The greatest benefit to humans may come from the spread of mindfulness and respect for animals in general, and in particular to mammals, which from a scientific point of view, include humans. Accordingly, the results of a recent study indicate that children who grew up with animals, behave much more socially, than those who grow up with no contact with animals. Thus, a sustainable future for mankind is hard to imagine without mindfulness and respect for other people and close relatives in the animal kingdom. In addition to the countless animal torments worldwide, such, respect over-riding species’s barriers is another reason for animal welfare deserving highest priority. It protects many people from creeping emotional poverty and from sneeking brutalization, thereby protecting not only animals, but also other people from undue exploitations and violences, that have been scourging society for ages. Outstanding thinkers recognized this important benefit of animal welfare for humans early on. For example, the important German philosopher of the period of enlightenment, Immanuel Kant (1724-1804), condemned all kinds of animal cruelty not for the sake of the suffering animals, but out of the conviction, that they were causing the brutalization of people, and dulling their ability to pity one another. The German philosopher Arthur Schopenhauer (1788-1860) took the same position, as his following quote makes quite clear: “Compassion for animals is so closely related to the quality of character, that one may say confidently: The person who is cruel to animals, can not be a good human.”

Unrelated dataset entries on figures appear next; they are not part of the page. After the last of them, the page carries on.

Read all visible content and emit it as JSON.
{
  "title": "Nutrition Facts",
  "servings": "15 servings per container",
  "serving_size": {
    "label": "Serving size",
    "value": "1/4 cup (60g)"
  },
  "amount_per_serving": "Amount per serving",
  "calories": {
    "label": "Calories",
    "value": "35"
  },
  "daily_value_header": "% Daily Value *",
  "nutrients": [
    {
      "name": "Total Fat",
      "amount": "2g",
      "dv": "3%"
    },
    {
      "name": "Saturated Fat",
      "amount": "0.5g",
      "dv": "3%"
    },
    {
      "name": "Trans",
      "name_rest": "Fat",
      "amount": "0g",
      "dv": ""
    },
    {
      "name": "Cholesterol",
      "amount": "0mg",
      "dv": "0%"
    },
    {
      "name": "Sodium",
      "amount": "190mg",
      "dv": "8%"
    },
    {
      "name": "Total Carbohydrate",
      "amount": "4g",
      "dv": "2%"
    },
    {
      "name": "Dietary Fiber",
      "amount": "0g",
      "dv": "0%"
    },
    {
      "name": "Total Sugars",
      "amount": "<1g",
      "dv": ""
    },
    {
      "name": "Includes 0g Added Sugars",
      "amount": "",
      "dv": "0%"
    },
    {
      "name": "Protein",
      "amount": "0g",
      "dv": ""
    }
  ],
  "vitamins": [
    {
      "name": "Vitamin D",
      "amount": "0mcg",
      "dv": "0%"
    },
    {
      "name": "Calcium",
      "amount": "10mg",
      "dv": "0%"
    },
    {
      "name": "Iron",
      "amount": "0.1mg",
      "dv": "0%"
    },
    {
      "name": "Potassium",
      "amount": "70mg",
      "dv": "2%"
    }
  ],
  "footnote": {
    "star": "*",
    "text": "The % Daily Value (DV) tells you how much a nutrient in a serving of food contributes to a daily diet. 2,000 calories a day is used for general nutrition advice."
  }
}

In addition, animal welfare brings several other benefits for humans. It enhances the quality of life of many compassionate pet owners, who help animals in need, by giving their lives an additional meaning and increasing their self-esteem. Animal welfare also helps many people to exercise responsibility and to stabilize their own lives during critical phases. Furthermore, thanks to applied animal welfare, different patterns of behavior or specific characteristics of non-stressed animals can be analyzed thoroughly, thus obtaining better results for the benefit of the general public. Currently, this is happening especially in the field of bionics and brings us from time to time significant innovations. In this booming branch of industry, above all successful anatomical adaptations from the animal kingdom are being simulated for technologically innovative applications.
No matter how important these benefits of animal welfare may be to humans, we should support it for the sake of the animals themselves, and less for its benefits to us. All animals, despite their lesser mental abilities, have the same intrinsic values as all humans. Who denies this, may consider, that no person would seriously deny the mentally underdeveloped people the same self-values and rights to live, which are attributed to healthy and intelligent persons. Therefore, a denial of the same intrinsic values in animals and of corresponding rights to exist, can not be justified because of their lesser intelligence. In any case, these intrinsic values of animals are to be ranked higher, than their potential uses for humans. Such self-values are associated with certain rights for the animals to live without unnecessary exploitation, torments and killing, which should be respected as much as possible.